Margaret Morgan - Hubbard

At the core of the question of achieving real change, as opposed to reforms, lies the question of what transformations are necessary in order to reverse environmental degradation and to live once again in harmony with other living things.

Many community-based activists are aware that the environmental degradation in their communities is caused by unaccountable institutions, be they corporate, government, or non-profit, making decisions without the involvement or consideration of how they impact workers and jobs, habitats and households, current resource stocks and future generations.

Unless we have in place an alternative worldview, and models of decision making where human beings confront each other directly, ethically, and responsibly, we cannot effect ecologically sound production and distribution mechanisms, nor rid ourselves of the materialist and consumption driven ethic that now prevails. Nor can we build on the natural synergy between environmental activism and a broad range of progressive concerns that have an appeal that crosses age, class, regional and ethnic lines.

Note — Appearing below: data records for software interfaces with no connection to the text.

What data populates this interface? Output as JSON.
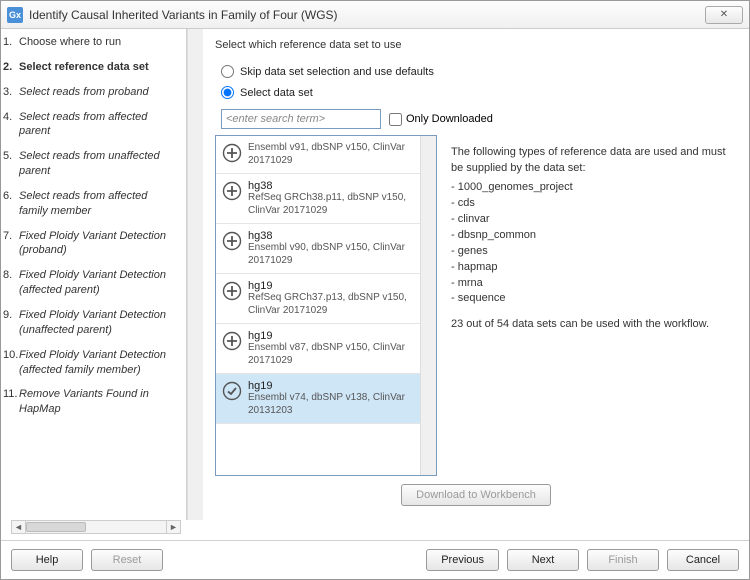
{
  "titlebar": {
    "icon_text": "Gx",
    "title": "Identify Causal Inherited Variants in Family of Four (WGS)"
  },
  "steps": [
    {
      "num": "1",
      "label": "Choose where to run",
      "nostyle": true
    },
    {
      "num": "2",
      "label": "Select reference data set",
      "current": true
    },
    {
      "num": "3",
      "label": "Select reads from proband"
    },
    {
      "num": "4",
      "label": "Select reads from affected parent"
    },
    {
      "num": "5",
      "label": "Select reads from unaffected parent"
    },
    {
      "num": "6",
      "label": "Select reads from affected family member"
    },
    {
      "num": "7",
      "label": "Fixed Ploidy Variant Detection (proband)"
    },
    {
      "num": "8",
      "label": "Fixed Ploidy Variant Detection (affected parent)"
    },
    {
      "num": "9",
      "label": "Fixed Ploidy Variant Detection (unaffected parent)"
    },
    {
      "num": "10",
      "label": "Fixed Ploidy Variant Detection (affected family member)"
    },
    {
      "num": "11",
      "label": "Remove Variants Found in HapMap"
    }
  ],
  "section": {
    "title": "Select which reference data set to use",
    "radio_skip": "Skip data set selection and use defaults",
    "radio_select": "Select data set",
    "search_placeholder": "<enter search term>",
    "only_downloaded": "Only Downloaded"
  },
  "datasets": [
    {
      "assembly": "",
      "desc": "Ensembl v91, dbSNP v150, ClinVar 20171029",
      "icon": "plus"
    },
    {
      "assembly": "hg38",
      "desc": "RefSeq GRCh38.p11, dbSNP v150, ClinVar 20171029",
      "icon": "plus"
    },
    {
      "assembly": "hg38",
      "desc": "Ensembl v90, dbSNP v150, ClinVar 20171029",
      "icon": "plus"
    },
    {
      "assembly": "hg19",
      "desc": "RefSeq GRCh37.p13, dbSNP v150, ClinVar 20171029",
      "icon": "plus"
    },
    {
      "assembly": "hg19",
      "desc": "Ensembl v87, dbSNP v150, ClinVar 20171029",
      "icon": "plus"
    },
    {
      "assembly": "hg19",
      "desc": "Ensembl v74, dbSNP v138, ClinVar 20131203",
      "icon": "check",
      "selected": true
    }
  ],
  "info": {
    "intro": "The following types of reference data are used and must be supplied by the data set:",
    "types": [
      "1000_genomes_project",
      "cds",
      "clinvar",
      "dbsnp_common",
      "genes",
      "hapmap",
      "mrna",
      "sequence"
    ],
    "summary": "23 out of 54 data sets can be used with the workflow."
  },
  "buttons": {
    "download": "Download to Workbench",
    "help": "Help",
    "reset": "Reset",
    "previous": "Previous",
    "next": "Next",
    "finish": "Finish",
    "cancel": "Cancel"
  }
}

It was twenty-six years ago that Wendell Berry told us clearly that all our physical and social problems are inextricably linked. He said then:

The mentality that exploits and destroys the environment is the same that abuses racial and economic minorities. The mentality that destroys a watershed and then panics at the threat of a flood is the same mentality that gives institutionalised insult to black people and then panics at the prospect of race riots... We would be fools to believe that we can solve any one of these problems without solving the others.

We need to adopt a worldview that fully appreciates the links between all the destructive forms of domination - a worldview that is fully life-centred - a worldview that reminds us that:

Our survival, our life quality, and our economies are dependent on Nature.

And that:

Nature exists for all life, not just for us.

And that:

Our success will depend upon learning to cooperate, rather than to dominate and control everything for our own use.

And that:

There is not always more, and it's not all for us.

Human actions are now changing the global environment more dramatically than that environment has changed over millions of years. And we have only begun to understand the serious consequences of these actions.

The challenge before us is to work together to transform our social, economic, and political systems into living systems of justice. No amount of piece-meal, expert-dominated, technocratically-oriented work is sufficient to this challenge.

It is time now for all of us to, in the words of the poet Gary Snyder, "find our place on the planet, dig in, and take responsibility from there".


Margaret Morgan-Hubbard is executive director of Ecology Action, based in Washington, D.C.